LECTURE X INDUCTION, DEDUCTION, AND CAUSATION
Induction [1]
1. Induction has always meant some process that starts from instances; the Greek word for it is used by Aristotle both in his own Logic and in describing the method of Socrates. It meant either “bringing up instance after instance,” or “carrying the hearer on by instances.” And still in speaking of Induction we think of some process that consists in doing something with a number of instances. But we find that this notion really breaks down, and the contradiction between Mill and other writers (Jevons, ch. i.) shows exactly how it breaks down. The question is whether one experiment will establish an inductive truth. We will review the meanings of the term, and show how they change.
[1] Read N. Lockyer’s Elements of Astronomy; Abney’s Colour Measurement; Introduction to Bain on Induction; Jevons’s Elementary Lessons on “Observation and Experiment” p. 228, and on Induction, p. 214 (about Mill).

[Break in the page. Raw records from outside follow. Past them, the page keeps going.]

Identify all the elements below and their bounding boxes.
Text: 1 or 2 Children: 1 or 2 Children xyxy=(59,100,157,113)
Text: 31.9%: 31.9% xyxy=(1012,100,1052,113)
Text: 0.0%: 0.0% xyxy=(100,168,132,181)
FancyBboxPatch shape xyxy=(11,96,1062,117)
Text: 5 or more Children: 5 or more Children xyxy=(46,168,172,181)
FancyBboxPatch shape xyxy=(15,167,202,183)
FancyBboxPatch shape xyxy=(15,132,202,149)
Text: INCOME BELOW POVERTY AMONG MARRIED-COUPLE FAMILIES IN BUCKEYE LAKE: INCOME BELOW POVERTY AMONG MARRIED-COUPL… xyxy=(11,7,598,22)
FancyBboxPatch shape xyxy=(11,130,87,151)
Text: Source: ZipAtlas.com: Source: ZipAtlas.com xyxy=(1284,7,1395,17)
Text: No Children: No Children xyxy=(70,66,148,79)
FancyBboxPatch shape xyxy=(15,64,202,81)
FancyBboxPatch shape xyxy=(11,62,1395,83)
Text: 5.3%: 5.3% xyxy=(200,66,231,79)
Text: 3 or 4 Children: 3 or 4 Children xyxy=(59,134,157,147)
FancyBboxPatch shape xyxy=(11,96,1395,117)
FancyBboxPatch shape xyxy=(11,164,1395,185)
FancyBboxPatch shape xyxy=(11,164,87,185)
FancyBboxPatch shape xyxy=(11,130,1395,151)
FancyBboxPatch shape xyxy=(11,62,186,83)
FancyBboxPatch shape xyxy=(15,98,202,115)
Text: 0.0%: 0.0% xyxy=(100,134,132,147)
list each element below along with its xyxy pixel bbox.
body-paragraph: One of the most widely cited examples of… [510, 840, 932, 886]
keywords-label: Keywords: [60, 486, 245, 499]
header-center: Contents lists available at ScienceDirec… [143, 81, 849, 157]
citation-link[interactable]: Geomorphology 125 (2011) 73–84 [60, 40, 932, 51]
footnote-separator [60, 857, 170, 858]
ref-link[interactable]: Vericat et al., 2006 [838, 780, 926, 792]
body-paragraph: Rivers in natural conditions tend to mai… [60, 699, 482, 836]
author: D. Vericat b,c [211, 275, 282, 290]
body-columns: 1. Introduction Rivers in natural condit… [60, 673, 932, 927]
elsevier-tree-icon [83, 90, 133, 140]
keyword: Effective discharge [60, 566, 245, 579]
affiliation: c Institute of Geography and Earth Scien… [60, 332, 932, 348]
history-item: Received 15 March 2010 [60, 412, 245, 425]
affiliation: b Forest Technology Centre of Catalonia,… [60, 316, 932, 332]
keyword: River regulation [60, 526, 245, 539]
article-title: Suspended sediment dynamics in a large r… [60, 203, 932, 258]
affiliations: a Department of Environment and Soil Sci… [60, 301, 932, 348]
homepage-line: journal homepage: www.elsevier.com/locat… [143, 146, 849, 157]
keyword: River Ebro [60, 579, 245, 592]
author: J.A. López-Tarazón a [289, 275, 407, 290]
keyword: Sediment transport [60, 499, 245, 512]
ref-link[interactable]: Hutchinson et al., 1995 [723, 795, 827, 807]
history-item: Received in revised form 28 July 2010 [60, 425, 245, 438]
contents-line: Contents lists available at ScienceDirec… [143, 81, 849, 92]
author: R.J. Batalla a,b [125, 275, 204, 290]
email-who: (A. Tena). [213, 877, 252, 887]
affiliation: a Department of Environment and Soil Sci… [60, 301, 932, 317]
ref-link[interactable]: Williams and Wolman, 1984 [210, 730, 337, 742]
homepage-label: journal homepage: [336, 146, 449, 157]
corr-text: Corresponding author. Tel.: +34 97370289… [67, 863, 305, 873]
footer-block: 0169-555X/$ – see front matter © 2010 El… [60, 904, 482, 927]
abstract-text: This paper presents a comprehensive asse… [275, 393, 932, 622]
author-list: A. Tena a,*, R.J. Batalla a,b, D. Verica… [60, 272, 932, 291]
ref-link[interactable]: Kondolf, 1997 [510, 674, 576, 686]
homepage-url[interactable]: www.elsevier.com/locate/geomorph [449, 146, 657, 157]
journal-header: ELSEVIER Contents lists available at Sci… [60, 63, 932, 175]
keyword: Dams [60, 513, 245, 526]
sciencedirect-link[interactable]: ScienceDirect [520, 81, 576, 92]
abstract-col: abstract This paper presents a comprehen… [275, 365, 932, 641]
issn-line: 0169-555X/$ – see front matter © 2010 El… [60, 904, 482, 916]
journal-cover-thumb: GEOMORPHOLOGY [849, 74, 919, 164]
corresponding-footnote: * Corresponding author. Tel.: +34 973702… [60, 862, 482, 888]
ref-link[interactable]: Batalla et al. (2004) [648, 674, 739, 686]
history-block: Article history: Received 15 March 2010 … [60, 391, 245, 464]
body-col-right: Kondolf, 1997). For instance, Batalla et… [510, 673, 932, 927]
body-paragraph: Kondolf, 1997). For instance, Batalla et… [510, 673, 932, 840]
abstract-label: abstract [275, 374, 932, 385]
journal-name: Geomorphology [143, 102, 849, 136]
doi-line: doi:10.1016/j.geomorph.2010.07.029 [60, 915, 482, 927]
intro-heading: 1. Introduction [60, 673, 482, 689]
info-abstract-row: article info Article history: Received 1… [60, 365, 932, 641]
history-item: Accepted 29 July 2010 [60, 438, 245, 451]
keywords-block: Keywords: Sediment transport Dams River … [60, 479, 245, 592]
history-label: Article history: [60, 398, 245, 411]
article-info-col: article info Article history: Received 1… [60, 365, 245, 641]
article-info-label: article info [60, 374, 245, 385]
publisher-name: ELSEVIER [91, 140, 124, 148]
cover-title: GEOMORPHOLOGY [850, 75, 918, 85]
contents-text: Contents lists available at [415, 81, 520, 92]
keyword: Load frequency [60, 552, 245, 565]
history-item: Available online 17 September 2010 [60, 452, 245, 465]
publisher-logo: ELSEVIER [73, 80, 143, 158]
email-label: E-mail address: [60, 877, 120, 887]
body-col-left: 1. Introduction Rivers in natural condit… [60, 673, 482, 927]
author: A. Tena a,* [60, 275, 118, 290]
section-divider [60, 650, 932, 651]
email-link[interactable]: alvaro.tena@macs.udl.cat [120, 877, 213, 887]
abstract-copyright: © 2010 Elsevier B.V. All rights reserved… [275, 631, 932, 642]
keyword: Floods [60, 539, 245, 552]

Induction by simple Enumeration
(a) Induction by simple enumeration was what Bacon was always attacking, and saying, quite rightly, that it was not scientific. It is the method which I stated in the Third Figure of the syllogism, almost a conversational method; the mere beginning of observation. “I am sure the influenza is a serious illness; all my friends who have had it have been dreadfully pulled down.” {152}
A B C have been seriously ill.
ABC have had influenza.
∴ Influenza is a serious illness.
Now this popular kind of inference, as Bacon says, “Precarie concludit, et periculo exponitur ab instantia contradictoria.” Suppose you come across one slight case of influenza, the conclusion is upset. This type of reasoning really appeals to two quite opposite principles; one the principle of counting, which leads up to statistics and the old-fashioned perfect Induction or the theory of chance, the other the principle of scientific system.
Enumeration always has a ground
(b) In counting, we do not think of the reason why we count, but there always is a reason, which is given in the nature of the whole whose parts we are counting. If I count the members of this audience, it is because I want to know how many units the whole audience consists of. I do not ask why each unit is there; counting is different from scientific analysis; but yet the connection between whole and part is present in my reason for counting. So really, though I only say, “One, two, three, four, etc.,” each unit demands a judgment, “This is one member—that makes two members, that makes three members,” etc. Counting is the construction of a total of units sharing a common nature; measurement is a form of counting in which the units are also referred to some other standard besides the whole in question, e.g. the standard pound or inch.